Meine Idee im Detail

Mit unseren Kindern haben wir Kinderlieder je nach deren Alter und Entwicklungsstand gemacht.
Den Anfang machten die Lieder über die beliebten
Urwaldungetüme, wie Bär, Elefant usw.,
dann kamen die Lieder über die Gespensterchen, die in den Kindern wohnen, wie Sausaufbraus, Klotzibold, Nuckelgeist usw. dazu, dann die ersten „Sozialkompetenzlieder“, dann aus Mammis Küche die „Kunterbunten Küchenlieder“. Hierzu zählen auch
die „kommunikativen Lieder“, wie die "Kindergarten -
und Umherumzugslieder". Hinzu gesellte sich später die Reihe „Kunterbunte Kinderparty“ und die „Schokoladenlieder“. Auch die „Zirkuslieder“ kann man hierher zählen, weil sie die Zirkusfreuden ein bisschen aus der Sicht der Zirkustiere schildern. Der Weg zur Umwelt ist nicht weit, so entstanden die „Kunterbunten Grashüpferlieder“.
Dann die Lernlieder, die mit „Einmaleins-Liedern“ angefangen haben und später zu „Englischlernliedern“ und zu „Lateinlernliedern“ geführt haben. Wenn es ums Lernen geht, sind hier auch zu nennen die „Gesundheitslieder“ sowie die „Nichtraucherlieder“.
Unser Elternbeitrag für die politische Bildung findet sich in den „Wahlbeteiligungsliedern“.
Ein Teil der Lieder ist veröffentlicht und wird von unseren
Enkeln in der Familie gesungen - denn viele Gegebenheiten wiederholen sich ständig. Auch in Kindergärten und Schulen sowie bei vielen Familien gehören die „Kunterbunten Kinderlieder“ bereits zum festen Programm.
Die jeweils mit einem Oberbegriff beschriebenen Liederreihen umfassen je ca. 20 Lieder. Zählt man alles zusammen, ist schon ganz schön was entstanden und auf die Kinder „hereingebrochen“. Aber Gott sei Dank haben unsere Kinder nicht nur Lieder im Kopf.

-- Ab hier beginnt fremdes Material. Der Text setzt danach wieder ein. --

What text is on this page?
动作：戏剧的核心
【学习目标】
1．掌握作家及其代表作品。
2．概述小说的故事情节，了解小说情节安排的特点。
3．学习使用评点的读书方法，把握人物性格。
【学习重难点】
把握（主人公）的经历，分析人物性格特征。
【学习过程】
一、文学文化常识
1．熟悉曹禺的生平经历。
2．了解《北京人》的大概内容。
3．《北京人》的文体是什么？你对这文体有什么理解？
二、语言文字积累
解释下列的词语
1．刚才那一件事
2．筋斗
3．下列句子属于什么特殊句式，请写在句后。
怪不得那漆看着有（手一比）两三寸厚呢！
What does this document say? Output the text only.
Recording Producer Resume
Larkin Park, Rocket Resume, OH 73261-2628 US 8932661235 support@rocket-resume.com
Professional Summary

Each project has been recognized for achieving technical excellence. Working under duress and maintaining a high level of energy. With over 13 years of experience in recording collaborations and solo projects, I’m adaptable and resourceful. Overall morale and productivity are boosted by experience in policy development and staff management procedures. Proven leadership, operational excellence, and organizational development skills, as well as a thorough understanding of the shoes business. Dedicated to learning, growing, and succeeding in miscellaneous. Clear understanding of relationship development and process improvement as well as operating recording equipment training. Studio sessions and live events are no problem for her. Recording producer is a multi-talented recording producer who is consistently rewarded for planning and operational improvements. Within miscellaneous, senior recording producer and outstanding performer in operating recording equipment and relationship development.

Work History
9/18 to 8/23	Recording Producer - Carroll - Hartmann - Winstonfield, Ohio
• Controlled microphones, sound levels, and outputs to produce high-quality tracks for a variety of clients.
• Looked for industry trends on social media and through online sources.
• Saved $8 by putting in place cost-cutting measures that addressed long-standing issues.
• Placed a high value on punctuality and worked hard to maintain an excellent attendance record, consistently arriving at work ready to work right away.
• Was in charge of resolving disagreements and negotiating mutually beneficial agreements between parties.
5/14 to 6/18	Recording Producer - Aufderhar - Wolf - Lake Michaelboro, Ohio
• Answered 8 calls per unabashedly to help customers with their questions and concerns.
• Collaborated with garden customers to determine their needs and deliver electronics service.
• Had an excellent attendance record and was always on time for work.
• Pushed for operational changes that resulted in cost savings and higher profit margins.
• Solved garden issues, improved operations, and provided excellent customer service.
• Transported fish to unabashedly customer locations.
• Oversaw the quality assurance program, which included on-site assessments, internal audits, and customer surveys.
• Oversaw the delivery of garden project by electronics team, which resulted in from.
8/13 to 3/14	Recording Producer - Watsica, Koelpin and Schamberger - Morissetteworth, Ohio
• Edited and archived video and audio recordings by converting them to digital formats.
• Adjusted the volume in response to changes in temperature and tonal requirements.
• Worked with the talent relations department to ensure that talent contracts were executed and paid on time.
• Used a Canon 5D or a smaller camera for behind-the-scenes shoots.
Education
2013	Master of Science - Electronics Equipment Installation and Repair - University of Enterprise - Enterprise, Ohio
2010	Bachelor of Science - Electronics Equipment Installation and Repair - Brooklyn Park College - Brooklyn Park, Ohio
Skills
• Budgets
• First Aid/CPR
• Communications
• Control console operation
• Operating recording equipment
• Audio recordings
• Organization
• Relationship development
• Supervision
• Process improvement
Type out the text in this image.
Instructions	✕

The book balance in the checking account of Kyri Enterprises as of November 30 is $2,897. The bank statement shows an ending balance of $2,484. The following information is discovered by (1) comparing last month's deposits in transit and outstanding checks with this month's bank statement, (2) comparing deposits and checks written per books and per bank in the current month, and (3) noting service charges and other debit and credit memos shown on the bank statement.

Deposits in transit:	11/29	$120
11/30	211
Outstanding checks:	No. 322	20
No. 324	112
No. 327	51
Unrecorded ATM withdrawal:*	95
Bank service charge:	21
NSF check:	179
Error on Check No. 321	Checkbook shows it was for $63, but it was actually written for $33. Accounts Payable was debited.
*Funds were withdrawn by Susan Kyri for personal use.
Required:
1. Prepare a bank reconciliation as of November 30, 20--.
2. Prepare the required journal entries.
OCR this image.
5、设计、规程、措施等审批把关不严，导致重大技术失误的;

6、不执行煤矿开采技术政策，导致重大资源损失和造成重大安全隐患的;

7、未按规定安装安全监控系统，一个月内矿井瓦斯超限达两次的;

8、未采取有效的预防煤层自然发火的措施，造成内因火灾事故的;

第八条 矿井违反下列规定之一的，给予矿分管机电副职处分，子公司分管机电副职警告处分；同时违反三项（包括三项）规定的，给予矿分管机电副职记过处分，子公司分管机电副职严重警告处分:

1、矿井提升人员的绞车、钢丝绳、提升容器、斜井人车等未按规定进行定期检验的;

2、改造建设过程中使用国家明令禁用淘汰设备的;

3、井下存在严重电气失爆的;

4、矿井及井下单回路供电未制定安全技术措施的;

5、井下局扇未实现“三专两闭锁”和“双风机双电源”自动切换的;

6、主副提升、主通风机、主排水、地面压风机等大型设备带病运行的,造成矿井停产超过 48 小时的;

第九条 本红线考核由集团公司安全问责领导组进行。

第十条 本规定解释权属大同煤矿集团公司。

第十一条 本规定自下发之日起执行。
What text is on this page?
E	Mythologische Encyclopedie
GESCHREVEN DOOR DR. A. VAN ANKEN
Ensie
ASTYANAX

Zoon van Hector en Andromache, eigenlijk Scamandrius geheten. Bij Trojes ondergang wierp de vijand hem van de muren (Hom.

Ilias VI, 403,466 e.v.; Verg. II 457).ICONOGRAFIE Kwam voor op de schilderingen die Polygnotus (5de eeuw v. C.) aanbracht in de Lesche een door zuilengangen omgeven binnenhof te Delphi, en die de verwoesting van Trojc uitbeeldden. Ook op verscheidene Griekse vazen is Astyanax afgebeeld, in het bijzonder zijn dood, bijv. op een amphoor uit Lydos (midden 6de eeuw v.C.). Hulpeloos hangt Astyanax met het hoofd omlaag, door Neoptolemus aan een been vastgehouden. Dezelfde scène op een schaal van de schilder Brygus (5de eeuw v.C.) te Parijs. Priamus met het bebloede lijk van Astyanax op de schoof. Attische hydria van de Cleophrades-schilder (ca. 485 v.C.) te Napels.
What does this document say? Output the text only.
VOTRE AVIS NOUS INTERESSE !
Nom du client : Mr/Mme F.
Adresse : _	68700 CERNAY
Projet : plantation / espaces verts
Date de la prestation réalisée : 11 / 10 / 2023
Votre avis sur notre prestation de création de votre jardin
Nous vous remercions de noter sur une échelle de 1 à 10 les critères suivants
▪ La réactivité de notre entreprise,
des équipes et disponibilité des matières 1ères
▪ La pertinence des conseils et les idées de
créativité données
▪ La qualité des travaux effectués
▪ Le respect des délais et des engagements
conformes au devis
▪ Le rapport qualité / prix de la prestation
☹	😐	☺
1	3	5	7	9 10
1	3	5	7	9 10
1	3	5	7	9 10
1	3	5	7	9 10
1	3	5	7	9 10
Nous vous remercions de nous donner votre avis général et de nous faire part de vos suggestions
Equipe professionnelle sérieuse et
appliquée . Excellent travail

Meine Idee ist gut für ein kinderfreundliches Deutschland, weil...

wir damit zur gemeinsamen Beschäftigung mit den Themen, die gerade in der Familie aktuell sind, beitragen. Davon ausgehend wird der Blick auf die Umwelt und auf andere Menschen geschärft.
Alle Väter und Mütter haben das Talent, etwas ganz Individuelles für ihre Kinder - und mit ihnen zusammen - zu machen. In einer Zeit, in der alles möglichst professionell und „super“ sein soll, scheuen sich aber viele, ihre eigenen Vorstellungen zu realisieren und greifen lieber zu massenhaft vertriebenem Kinderspielzeug. So geht Individualität verloren und die Kinder werden schon frühzeitig von eigenen Ideen abgehalten.
Die Anregung „ mutig selber machen“ - in unserem Falle auf dem Weg der Musik -fördert kinderfreundliches Heranwachsen zu individuellen Personen.

Zum gemeinsamen Singen und Spielen wollen wir auf der Internetseite www.liederkorb.de.
unsere Lieder allen Interessenten zur Verfügung stellen.